According to a recent study published in the journal Child Development, girls begin losing confidence in their intellectual abilities around the age of puberty.
While third and fourth-grade girls and boys both tended to overestimate their mental powers, “gender differences in self-perceived academic competence … (began) to emergence in fifth or sixth grade.” Lead study author Dr. David A. Cole of the University of Notre Dame noted that from this age on, “boys overestimated and girls underestimated their academic competence.”
Researchers surveyed over 800 students in grades 3-6 over a three-year period. Students filled out a series of questionnaires that were used to identify levels of depression and anxiety in addition to establishing the students’ view of their academic abilities.
Results from the questionnaires indicated that adolescent girls were more likely than boys to suffer from anxiety and depression and were more likely to underestimate their school performance. The report hypothesized that girls’ greater tendency to underestimate their abilities may be linked to their higher incidence of depression and anxiety, given that “boys and girls with similar levels of depression and anxiety did not differ in their tendencies to underestimate their academic competence.”

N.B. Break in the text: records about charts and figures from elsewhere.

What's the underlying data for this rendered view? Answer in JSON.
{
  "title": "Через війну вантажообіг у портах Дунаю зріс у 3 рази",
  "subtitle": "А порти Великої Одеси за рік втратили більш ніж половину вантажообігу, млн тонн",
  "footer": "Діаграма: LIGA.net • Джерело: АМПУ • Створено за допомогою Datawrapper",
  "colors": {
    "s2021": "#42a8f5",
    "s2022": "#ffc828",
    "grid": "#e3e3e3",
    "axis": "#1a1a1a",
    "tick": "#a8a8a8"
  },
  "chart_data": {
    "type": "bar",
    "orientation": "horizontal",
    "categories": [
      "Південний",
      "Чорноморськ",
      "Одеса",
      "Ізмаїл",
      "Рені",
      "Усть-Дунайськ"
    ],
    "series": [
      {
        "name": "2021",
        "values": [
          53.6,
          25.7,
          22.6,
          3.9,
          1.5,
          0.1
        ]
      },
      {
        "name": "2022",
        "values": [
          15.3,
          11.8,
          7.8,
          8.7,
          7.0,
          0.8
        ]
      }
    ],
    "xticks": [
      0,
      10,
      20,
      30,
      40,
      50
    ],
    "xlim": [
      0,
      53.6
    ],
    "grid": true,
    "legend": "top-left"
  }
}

Study authors noted that previous research has established that girls also tend to blame themselves for failures, while boys are more likely to blame their failure on poor luck and other external factors. The report also cited past findings that teachers’ interactions with girls and boys encourage or perpetuate these beliefs.
Researchers urged further research to determine whether or not “children’s interpretation of actual feedback” from teachers caused girls to feel more anxiety and depression.